John Erardi (jerardi@enquirer.com, October 12 2009) reported, "The Bengals locker room Monday had none of the day-after exuberance one might expect following such a potentially watershed victory. The somber tone was in keeping with the continued disbelief on the part of a young and extremely close team over the death of Vikki Zimmer. Despite the overall somber mood in the locker room Monday, those who knew Vikki Zimmer best just had to smile at times during their recollections.


“(Coach Zimmer) told us that his wife would have wanted him to coach,” said defensive tackle Domata Peko. “Coming down toward the fourth quarter (Sunday), I remember being in the huddle and a lot of guys were reminding each other, ‘Remember, man, let’s do this for Zimmer.’ It really just helped us push ourselves even more.” Peko said it was one of the most emotional football games he’d ever experienced.

“(Coach) Zimmer was so excited at the end, and everybody was just loving on him,” Peko said. “To (be able to) give him the game ball was real big (for him) … and real big for us.”

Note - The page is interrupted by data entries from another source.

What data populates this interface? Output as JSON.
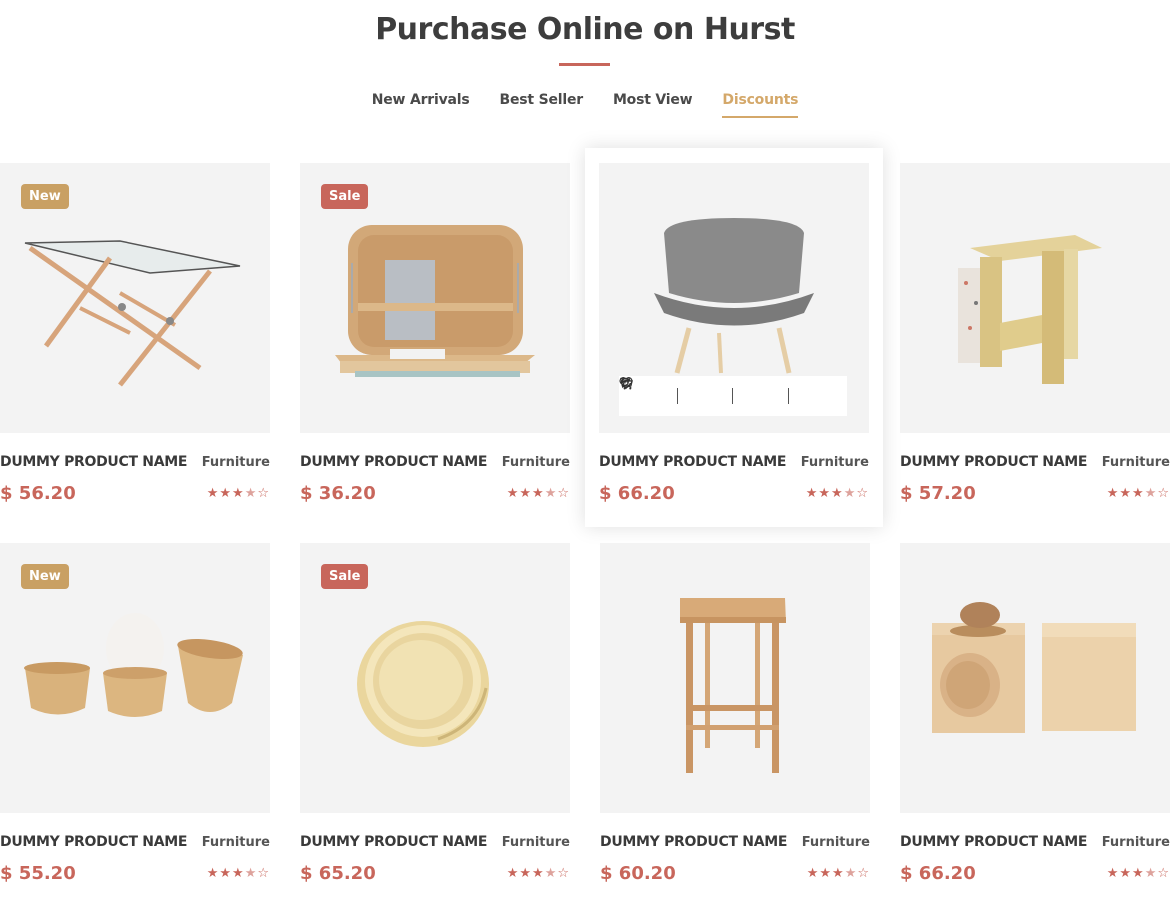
{
  "header": {
    "title": "Purchase Online on Hurst",
    "tabs": [
      "New Arrivals",
      "Best Seller",
      "Most View",
      "Discounts"
    ],
    "active_tab": "Discounts"
  },
  "colors": {
    "accent": "#c8665b",
    "tab_active": "#d4a86a",
    "badge_new": "#c9a063",
    "badge_sale": "#c8665b"
  },
  "products": [
    {
      "name": "DUMMY PRODUCT NAME",
      "category": "Furniture",
      "price": "$ 56.20",
      "badge": "New",
      "rating": 3.5,
      "image": "glass-table"
    },
    {
      "name": "DUMMY PRODUCT NAME",
      "category": "Furniture",
      "price": "$ 36.20",
      "badge": "Sale",
      "rating": 3.5,
      "image": "wall-desk"
    },
    {
      "name": "DUMMY PRODUCT NAME",
      "category": "Furniture",
      "price": "$ 66.20",
      "badge": "",
      "rating": 3.5,
      "image": "grey-chair"
    },
    {
      "name": "DUMMY PRODUCT NAME",
      "category": "Furniture",
      "price": "$ 57.20",
      "badge": "",
      "rating": 3.5,
      "image": "plywood-stool"
    },
    {
      "name": "DUMMY PRODUCT NAME",
      "category": "Furniture",
      "price": "$ 55.20",
      "badge": "New",
      "rating": 3.5,
      "image": "wooden-cups"
    },
    {
      "name": "DUMMY PRODUCT NAME",
      "category": "Furniture",
      "price": "$ 65.20",
      "badge": "Sale",
      "rating": 3.5,
      "image": "brass-bowl"
    },
    {
      "name": "DUMMY PRODUCT NAME",
      "category": "Furniture",
      "price": "$ 60.20",
      "badge": "",
      "rating": 3.5,
      "image": "bar-stool"
    },
    {
      "name": "DUMMY PRODUCT NAME",
      "category": "Furniture",
      "price": "$ 66.20",
      "badge": "",
      "rating": 3.5,
      "image": "wood-blocks"
    }
  ],
  "quick_actions": [
    "heart-icon",
    "zoom-icon",
    "compare-icon",
    "cart-icon"
  ]
}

Peko said he first met Vikki Zimmer at the “Taste of NFL” two years ago when he was hosting the event, and the Zimmers had recently come to town. “Coach Zim said, ‘Hey, Domata, my wife really wants to meet you – she says you’re her new favorite player,’” said Peko, who of course couldn’t resist such an entreaty. “I met her, and she was a sweetheart.”

“Coach Zim would talk about her, kind of letting us know how much she really cared about us,” said cornerback Leon Hall. “Those snacks she’d (send in) on ‘victory Mondays’ – which were delicious by the way – we’re all going to miss that, and we’re going to miss her.”

Erardi said, "One could tell from the players’ words and body language in the locker room that the team has been brought even closer by Vikki Zimmer’s passing. Oh, how approving she would have been of that."

 There will be pain ahead for Mike Zimmer, private moments after the games stop and the lights go out in the coaches’ offices for another year. No one envies him that. But tragedy is not empty of grace. When a people hurt, their families hurt with them. They are not alone.

“You never know when your day is to get called back home,” Williams said. “You always have to make sure to let people know they’re loved and cared about. Football is our job, but at the end of the day, it’s family.”